From then, right up until World War I, forex markets continued steadily despite a lack of speculative activity. However, after the First World War, the markets became unstable and speculation increased even though this was frowned upon by banks, governments and the general public. The worldwide depression during the late 1920s, together with the elimination of the gold standard in 1931 caused the forex market to decrease in activity. This lull continued until 1973.
The Bretton-Woods Accord
The Second World War was the starting point for the currency markets as we know them today. Due to economic instability and a counterfeiting effort by the Nazis to undermine the British pound, the UK currency was in disarray.
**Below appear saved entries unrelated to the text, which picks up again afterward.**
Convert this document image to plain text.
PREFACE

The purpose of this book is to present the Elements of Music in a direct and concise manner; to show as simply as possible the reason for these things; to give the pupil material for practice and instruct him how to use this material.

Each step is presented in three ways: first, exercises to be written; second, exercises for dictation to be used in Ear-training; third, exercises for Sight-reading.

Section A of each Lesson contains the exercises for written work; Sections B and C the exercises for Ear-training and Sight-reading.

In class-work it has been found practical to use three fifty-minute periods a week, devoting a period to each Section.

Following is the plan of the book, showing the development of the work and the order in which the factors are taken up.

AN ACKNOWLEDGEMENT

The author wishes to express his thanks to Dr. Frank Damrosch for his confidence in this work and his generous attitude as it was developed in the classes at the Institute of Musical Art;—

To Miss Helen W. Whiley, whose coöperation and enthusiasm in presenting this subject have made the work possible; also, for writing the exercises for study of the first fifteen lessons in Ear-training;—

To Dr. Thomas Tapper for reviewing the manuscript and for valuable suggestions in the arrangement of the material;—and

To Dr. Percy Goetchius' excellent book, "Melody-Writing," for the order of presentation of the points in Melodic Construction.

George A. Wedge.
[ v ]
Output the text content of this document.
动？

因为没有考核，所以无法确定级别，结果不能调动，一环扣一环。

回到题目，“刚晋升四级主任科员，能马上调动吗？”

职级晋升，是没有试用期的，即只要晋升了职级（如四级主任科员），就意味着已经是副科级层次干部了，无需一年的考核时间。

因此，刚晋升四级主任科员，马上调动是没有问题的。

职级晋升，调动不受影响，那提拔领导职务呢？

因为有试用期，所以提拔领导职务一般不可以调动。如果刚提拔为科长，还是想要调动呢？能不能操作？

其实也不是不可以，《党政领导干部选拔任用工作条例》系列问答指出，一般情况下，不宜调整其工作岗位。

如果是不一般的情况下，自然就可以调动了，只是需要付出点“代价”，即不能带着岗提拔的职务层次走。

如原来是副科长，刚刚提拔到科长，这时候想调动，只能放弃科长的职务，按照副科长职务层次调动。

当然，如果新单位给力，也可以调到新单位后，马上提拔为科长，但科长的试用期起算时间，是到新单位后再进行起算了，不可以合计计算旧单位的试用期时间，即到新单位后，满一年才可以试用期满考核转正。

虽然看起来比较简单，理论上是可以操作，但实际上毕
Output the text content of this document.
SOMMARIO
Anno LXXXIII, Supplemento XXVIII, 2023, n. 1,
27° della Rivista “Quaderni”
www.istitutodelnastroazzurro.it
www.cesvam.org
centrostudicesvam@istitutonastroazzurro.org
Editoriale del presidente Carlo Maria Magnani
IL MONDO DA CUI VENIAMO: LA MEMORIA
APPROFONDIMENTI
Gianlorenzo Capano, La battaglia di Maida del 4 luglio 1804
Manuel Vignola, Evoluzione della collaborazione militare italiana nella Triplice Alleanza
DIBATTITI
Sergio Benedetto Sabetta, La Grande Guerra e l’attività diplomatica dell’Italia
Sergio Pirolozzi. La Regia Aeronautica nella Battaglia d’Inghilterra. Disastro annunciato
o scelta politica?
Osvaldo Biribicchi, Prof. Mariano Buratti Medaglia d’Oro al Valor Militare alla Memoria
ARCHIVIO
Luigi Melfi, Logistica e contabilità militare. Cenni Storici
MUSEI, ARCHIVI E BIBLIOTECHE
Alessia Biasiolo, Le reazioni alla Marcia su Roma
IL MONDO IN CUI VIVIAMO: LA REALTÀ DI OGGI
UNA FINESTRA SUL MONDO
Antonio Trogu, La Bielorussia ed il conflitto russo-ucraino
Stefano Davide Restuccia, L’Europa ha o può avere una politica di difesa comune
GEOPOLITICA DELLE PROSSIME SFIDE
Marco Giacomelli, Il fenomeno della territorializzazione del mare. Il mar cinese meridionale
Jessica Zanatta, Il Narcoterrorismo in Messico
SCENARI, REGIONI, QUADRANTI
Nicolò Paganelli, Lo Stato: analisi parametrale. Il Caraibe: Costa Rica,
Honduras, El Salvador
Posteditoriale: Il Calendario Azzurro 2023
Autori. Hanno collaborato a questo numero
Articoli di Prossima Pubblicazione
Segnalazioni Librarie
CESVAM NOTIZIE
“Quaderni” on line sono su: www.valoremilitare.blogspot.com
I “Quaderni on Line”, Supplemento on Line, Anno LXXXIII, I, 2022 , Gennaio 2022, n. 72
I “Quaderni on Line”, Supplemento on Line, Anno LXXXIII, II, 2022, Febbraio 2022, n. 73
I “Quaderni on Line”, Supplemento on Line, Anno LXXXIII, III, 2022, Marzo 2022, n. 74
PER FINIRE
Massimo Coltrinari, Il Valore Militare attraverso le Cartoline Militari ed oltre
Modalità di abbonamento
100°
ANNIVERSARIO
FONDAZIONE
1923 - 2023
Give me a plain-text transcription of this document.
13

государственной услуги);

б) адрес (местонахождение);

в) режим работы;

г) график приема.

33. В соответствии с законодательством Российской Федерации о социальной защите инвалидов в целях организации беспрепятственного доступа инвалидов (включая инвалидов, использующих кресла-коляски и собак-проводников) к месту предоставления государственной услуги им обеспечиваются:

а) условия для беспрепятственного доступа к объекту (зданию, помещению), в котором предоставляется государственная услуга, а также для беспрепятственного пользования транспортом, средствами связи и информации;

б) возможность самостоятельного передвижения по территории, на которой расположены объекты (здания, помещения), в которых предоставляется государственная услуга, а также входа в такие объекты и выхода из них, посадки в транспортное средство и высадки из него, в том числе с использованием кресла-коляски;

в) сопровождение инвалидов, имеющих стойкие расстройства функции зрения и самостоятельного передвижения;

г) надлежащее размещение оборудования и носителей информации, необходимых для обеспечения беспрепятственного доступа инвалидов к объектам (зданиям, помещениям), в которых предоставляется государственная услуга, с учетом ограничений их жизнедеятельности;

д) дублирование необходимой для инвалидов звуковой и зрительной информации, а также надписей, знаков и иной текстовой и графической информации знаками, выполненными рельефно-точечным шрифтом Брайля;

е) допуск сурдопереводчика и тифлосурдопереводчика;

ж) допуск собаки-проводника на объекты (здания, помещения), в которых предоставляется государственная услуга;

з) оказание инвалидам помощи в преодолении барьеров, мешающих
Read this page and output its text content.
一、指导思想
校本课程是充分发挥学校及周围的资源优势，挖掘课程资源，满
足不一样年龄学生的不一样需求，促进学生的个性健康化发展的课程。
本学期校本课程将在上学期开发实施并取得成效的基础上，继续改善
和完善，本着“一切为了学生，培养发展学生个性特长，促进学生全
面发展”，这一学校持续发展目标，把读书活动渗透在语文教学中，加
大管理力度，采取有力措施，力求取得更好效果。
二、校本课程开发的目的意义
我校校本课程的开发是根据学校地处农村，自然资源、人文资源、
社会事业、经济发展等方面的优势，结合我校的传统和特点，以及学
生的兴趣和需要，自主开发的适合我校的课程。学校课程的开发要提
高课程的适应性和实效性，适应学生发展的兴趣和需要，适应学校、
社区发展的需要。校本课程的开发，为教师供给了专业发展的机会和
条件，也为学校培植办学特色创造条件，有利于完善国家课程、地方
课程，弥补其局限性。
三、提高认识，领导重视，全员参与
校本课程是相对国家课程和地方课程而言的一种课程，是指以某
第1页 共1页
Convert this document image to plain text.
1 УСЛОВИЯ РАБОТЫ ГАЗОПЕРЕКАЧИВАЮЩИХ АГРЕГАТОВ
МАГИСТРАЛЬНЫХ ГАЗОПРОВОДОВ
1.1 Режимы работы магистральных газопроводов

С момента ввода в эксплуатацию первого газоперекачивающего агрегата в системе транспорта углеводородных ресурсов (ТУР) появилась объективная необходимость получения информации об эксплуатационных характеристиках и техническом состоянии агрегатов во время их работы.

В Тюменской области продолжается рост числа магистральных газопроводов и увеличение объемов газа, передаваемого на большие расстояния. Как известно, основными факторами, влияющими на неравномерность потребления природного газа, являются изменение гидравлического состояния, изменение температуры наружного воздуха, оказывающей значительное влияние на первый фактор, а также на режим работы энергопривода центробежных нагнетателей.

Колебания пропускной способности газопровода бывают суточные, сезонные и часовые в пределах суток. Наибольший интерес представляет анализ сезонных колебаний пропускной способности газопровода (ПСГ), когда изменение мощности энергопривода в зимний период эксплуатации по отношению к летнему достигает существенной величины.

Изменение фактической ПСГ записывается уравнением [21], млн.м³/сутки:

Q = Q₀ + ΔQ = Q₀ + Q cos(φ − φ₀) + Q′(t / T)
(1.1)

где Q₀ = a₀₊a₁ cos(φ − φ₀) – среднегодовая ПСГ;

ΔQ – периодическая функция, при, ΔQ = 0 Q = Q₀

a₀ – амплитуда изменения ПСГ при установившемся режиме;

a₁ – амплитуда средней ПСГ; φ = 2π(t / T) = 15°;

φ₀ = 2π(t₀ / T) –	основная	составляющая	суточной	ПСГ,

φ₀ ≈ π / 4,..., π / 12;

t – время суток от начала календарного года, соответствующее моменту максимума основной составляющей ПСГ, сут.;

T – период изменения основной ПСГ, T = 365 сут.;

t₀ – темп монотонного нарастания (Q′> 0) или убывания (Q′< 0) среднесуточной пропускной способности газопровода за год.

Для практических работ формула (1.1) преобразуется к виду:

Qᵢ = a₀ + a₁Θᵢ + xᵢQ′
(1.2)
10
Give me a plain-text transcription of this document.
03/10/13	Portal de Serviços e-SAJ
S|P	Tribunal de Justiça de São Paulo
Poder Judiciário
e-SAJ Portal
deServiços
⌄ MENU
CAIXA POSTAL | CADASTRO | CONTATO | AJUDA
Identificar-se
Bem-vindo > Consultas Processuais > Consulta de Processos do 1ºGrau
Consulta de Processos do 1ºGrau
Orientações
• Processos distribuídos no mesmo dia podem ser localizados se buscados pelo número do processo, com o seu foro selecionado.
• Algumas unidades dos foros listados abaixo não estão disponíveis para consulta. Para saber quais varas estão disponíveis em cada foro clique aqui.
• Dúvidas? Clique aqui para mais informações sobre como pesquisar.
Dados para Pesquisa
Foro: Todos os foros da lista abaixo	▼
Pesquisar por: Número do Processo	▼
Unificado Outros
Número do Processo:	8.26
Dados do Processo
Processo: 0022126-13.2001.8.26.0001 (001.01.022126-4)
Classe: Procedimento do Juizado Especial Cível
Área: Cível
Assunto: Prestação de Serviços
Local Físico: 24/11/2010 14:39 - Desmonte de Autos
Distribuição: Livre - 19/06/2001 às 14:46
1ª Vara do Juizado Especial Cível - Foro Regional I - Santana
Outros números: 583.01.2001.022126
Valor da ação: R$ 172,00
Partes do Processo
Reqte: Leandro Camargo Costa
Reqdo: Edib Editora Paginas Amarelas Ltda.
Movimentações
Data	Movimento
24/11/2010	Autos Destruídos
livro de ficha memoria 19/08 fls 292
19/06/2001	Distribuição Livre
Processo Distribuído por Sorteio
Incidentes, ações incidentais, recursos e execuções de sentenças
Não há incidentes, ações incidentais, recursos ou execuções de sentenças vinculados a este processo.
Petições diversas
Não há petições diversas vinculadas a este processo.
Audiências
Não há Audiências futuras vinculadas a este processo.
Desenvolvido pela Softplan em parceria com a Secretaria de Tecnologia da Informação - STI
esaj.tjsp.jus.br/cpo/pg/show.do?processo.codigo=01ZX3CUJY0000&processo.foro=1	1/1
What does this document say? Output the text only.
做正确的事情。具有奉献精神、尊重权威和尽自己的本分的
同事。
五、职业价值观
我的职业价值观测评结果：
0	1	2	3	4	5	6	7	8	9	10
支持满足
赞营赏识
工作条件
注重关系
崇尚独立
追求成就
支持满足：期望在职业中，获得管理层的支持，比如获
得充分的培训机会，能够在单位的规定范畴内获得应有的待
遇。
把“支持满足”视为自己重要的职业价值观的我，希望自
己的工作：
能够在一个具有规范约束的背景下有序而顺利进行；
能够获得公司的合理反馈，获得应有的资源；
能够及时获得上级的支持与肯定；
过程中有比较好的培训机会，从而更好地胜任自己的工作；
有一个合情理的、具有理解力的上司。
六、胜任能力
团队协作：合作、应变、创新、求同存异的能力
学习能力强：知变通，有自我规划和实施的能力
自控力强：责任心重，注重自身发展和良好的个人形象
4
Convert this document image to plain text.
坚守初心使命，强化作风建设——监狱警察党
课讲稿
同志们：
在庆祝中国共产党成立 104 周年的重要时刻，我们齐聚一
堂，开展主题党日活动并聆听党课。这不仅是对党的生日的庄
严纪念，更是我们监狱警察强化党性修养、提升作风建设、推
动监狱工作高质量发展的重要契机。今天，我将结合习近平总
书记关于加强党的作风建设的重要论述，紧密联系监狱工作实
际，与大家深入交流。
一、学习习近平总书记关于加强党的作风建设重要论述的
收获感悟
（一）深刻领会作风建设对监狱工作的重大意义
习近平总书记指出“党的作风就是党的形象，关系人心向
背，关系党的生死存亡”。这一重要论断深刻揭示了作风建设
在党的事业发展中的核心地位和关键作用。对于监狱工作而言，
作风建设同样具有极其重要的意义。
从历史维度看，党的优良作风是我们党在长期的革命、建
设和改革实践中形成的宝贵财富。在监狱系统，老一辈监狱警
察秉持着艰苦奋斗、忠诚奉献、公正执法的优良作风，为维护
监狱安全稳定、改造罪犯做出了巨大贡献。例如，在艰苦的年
Leaders of the USA, Britain and France met at Bretton Woods in New England to establish an accord to stabilise the global economies. It was as a result of this meeting that the International Monetary Fund (IMF) was established.
Prior to this, the British pound was the currency against which most other currencies were compared. Now, however, they became pegged to the United States Dollar and only allowed to fluctuate within a set limit on either side of this agreed standard, with national banks intervening when these limits were approached. The US Dollar was also pegged to gold prices, at $35 an ounce, in the hope of offering further stability to world currencies and forex trading. The Bretton Woods Accord eventually failed in 1971 but not before achieving what it set out to do which was restore economic stability in Europe and Japan.
The Smithsonian Agreement
In December 1971, the Smithsonian Agreement, which was the successor to the Bretton Woods Agreement came into force. It was comparable to Bretton Woods but allowed currencies greater fluctuation. In 1972 another initiative, the European Joint Fund, was established with the aim of moving European currencies away from their dependency on the dollar by allowing even greater fluctuations.
Both agreements collapsed in 1973 and the system was allowed to free-float which meant that governments could peg their national currencies, semi-peg them or allow them to free-float, as dictated by their individual national circumstances. In 1987 this system was officially recognised. Eventually this led to the establishment of the European Monetary System in 1978, but this too failed in 1993.
Today currencies are able to move independently and can be traded by anyone with access to a computer. This has led to an increase in fx speculation by financial institutions such as banks, brokers, hedge funds and the general public. Central banks will intervene, on occasion, but it is the process of supply and demand that ultimately drives today’s markets.